Like Emmerdale’s Chas Dingle, I received devastating news about a cancer gene
Watching Emmerdale’s Chas Dingle (Lucy Pargeter) find out she has BRCA2 gene and navigate cancer has been emotional for all of the show’s viewers.
Sadly, I can relate all too well.
I found out that I was BRCA2 positive by chance.
I took a DNA test, mainly for fun. When the results came back it didn’t seem like a big deal, everyone has a risk of cancer, but the email informing me did tell me to inform my GP. It was then that I realised it was quite a bit more serious.
My risk was so high (up to 87% chance of getting ovarian or breast cancer), that after speaking to the genetics team that I decided to undergo preventative surgery, including a partial hysterectomy, which put me into menopause.
I also had a double mastectomy, just as Chas is planning to do, that I followed with immediate reconstruction. I’ve also now had some fat grafting to cover some of the rippling that was visible after the operations.
As soon as I knew I would be going down the preventative surgery route I realised I would need to tell my son, who was 17 at the time of my first operation, why, and what was happening, and to let him know he was a potential carrier.
This is the same issue Emmerdale viewers will have seen played out in Chas’ story, as she had to tell her family, including son Aaron (Danny Miller).
With my son, now eighteen, I was very matter of fact. I didn’t want it to be a big deal but I wanted him to know what to expect from my surgery, and why, and that while he too might be a carrier of BRCA2, because he was male, he wouldn’t need surgery.
The recommended pathway is different for males and females. Preventative surgery is not an option for males but they can still have testing and scans.
My son asked questions and kept a cool head, and was a wonderful support. He even picked me up after one of the surgeries and had a strange time trying to get sense out of me while I was still on heavy medication.
It ended up being a funny story and it’s been helpful for both of us to focus on humour when we talk about it.
While Emmerdale’s Aaron has now agreed to be tested, he was initially reluctant – and I understand this too.
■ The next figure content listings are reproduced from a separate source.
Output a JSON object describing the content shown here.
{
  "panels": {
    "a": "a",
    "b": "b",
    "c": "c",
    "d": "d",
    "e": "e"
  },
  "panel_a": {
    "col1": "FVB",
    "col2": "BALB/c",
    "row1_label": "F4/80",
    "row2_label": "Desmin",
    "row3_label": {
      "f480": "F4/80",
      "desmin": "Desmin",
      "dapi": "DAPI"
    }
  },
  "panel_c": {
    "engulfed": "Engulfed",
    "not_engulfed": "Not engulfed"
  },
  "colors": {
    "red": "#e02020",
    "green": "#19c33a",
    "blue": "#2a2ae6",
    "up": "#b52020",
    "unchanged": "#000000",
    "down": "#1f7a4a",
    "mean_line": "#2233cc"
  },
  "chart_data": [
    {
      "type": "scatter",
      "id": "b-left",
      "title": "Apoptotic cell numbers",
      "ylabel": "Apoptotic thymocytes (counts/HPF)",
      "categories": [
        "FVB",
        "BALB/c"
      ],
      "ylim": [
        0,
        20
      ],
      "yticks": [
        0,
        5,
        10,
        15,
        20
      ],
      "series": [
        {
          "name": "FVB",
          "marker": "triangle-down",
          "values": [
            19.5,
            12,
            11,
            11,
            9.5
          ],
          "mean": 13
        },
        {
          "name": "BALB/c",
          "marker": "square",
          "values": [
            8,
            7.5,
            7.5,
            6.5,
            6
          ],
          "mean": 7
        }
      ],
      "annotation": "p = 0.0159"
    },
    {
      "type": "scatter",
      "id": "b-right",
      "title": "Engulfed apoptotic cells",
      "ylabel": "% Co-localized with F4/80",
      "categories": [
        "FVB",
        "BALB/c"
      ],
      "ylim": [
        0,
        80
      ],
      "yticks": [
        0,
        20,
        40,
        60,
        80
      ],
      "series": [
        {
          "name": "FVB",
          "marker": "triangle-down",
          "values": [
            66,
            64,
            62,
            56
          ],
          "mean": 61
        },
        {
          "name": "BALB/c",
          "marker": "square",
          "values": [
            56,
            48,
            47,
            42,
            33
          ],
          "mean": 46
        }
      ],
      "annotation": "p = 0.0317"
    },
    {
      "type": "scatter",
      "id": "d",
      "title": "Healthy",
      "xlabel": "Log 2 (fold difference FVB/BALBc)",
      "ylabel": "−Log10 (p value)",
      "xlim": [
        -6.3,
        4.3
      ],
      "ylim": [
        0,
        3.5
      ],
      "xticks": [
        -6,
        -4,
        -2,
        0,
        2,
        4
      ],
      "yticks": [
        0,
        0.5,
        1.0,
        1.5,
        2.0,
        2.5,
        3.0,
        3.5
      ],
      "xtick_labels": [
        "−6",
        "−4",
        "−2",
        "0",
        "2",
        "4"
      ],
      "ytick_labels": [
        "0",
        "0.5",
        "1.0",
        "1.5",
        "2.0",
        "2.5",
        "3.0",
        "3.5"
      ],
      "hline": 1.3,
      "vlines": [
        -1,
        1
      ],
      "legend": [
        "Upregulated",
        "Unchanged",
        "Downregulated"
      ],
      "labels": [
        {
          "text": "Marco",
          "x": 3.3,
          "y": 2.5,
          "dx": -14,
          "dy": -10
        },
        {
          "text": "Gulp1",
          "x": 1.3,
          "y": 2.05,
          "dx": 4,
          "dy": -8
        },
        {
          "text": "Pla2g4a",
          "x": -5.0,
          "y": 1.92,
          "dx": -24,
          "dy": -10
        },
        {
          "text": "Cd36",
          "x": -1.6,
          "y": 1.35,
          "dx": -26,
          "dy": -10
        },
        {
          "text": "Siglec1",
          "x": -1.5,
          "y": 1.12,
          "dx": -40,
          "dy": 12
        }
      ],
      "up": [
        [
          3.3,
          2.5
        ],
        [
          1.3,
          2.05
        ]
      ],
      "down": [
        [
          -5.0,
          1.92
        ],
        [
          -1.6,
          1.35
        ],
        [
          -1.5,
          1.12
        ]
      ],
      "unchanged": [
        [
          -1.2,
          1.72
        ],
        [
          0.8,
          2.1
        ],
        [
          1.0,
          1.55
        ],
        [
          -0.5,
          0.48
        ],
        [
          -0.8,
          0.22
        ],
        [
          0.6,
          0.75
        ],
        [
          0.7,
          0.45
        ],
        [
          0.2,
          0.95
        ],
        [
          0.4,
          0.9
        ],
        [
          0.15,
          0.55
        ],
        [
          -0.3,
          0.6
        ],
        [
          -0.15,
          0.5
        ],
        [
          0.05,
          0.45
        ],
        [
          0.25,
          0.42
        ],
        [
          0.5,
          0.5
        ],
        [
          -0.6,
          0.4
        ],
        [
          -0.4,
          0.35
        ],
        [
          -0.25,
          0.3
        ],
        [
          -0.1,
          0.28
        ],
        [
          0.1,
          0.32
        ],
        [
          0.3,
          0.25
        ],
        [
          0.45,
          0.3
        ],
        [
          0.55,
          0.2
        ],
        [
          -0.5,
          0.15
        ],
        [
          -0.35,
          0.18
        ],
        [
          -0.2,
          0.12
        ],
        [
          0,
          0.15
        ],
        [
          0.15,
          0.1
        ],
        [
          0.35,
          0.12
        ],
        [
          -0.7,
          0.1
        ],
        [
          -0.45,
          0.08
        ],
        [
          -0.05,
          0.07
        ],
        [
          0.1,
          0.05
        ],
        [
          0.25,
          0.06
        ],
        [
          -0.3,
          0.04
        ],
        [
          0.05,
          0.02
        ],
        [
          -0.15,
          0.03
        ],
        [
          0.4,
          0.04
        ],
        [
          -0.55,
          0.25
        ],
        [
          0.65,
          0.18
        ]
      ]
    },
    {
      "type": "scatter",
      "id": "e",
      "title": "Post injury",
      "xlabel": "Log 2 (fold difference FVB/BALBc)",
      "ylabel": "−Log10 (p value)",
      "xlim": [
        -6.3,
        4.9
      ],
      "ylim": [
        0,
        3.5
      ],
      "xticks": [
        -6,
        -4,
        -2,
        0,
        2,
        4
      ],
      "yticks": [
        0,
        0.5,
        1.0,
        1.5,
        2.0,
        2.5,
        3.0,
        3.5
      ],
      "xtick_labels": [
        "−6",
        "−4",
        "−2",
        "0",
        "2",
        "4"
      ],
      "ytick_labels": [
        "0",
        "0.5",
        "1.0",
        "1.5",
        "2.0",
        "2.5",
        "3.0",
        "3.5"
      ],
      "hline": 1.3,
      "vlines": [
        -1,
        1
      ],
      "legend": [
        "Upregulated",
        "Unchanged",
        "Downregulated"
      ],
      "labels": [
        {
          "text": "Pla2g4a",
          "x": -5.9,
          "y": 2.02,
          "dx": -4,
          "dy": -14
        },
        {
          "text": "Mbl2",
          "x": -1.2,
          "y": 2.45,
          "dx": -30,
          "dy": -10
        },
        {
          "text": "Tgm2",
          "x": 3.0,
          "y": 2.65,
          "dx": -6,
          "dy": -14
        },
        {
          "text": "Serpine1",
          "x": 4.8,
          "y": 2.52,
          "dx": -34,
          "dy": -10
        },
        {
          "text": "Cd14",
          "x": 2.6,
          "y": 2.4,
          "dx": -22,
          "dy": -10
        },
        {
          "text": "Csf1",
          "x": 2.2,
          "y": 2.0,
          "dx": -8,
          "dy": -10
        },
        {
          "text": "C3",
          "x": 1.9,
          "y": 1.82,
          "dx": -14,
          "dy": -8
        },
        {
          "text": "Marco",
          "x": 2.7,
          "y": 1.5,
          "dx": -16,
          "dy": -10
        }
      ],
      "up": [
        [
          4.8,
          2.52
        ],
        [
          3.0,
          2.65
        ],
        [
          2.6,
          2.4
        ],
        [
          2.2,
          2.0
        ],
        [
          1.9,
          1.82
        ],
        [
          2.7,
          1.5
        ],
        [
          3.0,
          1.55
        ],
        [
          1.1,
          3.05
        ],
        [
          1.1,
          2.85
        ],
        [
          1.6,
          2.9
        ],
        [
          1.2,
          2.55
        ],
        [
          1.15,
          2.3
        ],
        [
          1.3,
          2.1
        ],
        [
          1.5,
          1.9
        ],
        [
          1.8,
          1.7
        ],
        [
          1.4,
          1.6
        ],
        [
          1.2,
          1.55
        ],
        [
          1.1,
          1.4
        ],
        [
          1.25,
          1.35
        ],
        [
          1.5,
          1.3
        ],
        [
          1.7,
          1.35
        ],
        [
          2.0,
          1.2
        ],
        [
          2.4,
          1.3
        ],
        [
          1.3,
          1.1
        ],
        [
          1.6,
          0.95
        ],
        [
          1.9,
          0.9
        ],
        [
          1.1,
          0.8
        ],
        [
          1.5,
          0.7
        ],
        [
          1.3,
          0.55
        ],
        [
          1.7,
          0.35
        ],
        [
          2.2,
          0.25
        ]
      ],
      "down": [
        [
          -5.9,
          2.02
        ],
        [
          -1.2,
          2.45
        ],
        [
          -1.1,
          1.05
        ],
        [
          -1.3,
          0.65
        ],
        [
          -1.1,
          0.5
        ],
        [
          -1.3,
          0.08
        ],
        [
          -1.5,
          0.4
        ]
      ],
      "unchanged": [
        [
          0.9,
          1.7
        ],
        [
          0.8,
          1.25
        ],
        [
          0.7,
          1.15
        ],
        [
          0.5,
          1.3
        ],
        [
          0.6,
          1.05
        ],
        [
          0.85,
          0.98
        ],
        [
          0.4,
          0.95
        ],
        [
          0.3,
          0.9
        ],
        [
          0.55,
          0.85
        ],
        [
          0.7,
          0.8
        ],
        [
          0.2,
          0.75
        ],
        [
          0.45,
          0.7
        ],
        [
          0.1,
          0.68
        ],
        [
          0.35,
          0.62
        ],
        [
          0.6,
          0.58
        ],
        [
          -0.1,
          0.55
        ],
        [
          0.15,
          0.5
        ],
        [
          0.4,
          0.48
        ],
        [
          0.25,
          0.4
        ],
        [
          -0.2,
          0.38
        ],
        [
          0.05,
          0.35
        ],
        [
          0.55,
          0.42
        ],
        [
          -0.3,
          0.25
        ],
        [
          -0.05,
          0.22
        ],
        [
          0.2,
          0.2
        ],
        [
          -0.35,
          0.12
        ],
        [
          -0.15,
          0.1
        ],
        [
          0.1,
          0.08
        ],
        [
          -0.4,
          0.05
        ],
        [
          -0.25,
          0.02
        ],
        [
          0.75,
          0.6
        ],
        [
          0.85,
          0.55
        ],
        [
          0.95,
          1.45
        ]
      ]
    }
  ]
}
My son has said he will get tested but at first he really wasn’t sure. Once you know, there is no going back.
Even knowing that you ‘could’ test positive makes things harder because decisions about your future family, or your own medical future, have to be made in light of that possibility.
If I had known about it before I had children, I think it would have been a much bigger decision to mentally and emotionally manage.
It may even stop you from feeling like you can have a family, or hold people back from having relationships because of the fear that a partner might want a family one day and you have to disclose that you might pass on the gene and put your children at high risk of cancer.
There is also the fact that anyone you are with will also go through a lot whenever you are waiting for test results, or as you go through surgery. My husband seemed OK but when I had a biopsy for a suspicious lump, I rang him to say the results were all clear and he burst into tears.
Your life becomes about weighing up hard decisions and hoping for the best and that can take its toll on you and those around you.
I’ve looked at my children and thought about what the future might hold for them as potential BRAC2 carriers. After I was diagnosed I told my daughter that I was going to have some operations but she was only four then and recently turned five, so she doesn’t yet know why.
It does concern me but I’m also pragmatic and hopeful that there will be more options available as science progresses.
It doesn’t need to be a scary diagnosis – in many ways, it’s an advantage to know your risk of cancer and to be able to do what you can to mitigate it.
That’s why it was so important to me to approach the surgery in an empowered way. If my children do have the gene, I want them to have a positive role model for that journey. It’s important that mainstream shows like Emmerdale tackle, and normalise, this topic, too.
There are so many things we worry about in life, I don’t want this to be something my children become anxious about or feel powerless around.
I would recommend to anyone in the same position I was that they have some genetic counselling before making any decisions. I am under a genetic counselling service that offers lifetime support for the families of variant BRCA gene carriers, and as recommendations change and risks are reassessed, they are there to inform and support choices around testing and surgery.
And remember that even if you have a BRCA gene mutation, it doesn’t mean you will get cancer, nor will you definitely pass it onto your children.
Preventative surgery can have a long wait time and I was offered regular scans and tests, so bear in mind that things may happen slowly.
Apart from the unknown of my children’s risk, the future now looks much the same as it did before I found out.
I still have to be aware of the melanoma risks and look out for pancreatic cancer symptoms which I am at higher risk for with the BRCA mutation but currently there is nothing I can do about those but wait and see.
The biggest change has come from early, surgically induced menopause, which was the hardest part of everything my body went through in terms of the emotional adjustment.
My breasts, or ‘foobs’ as I call them have no sensation in them, which is strange; I miss having feeling in them and although the surgeons did a wonderful job of reconstruction, the fact that I only have a very smaller layer of tissue under the skin left means that they will never feel like real breasts again.
I don’t miss the testing and waiting for results, however, or the concern every time a lump is found, or a mammogram picks something up, or the hospital visits!
I feel empowered by the whole experience, I hope that anyone watching and relating to Chas Dingle will too.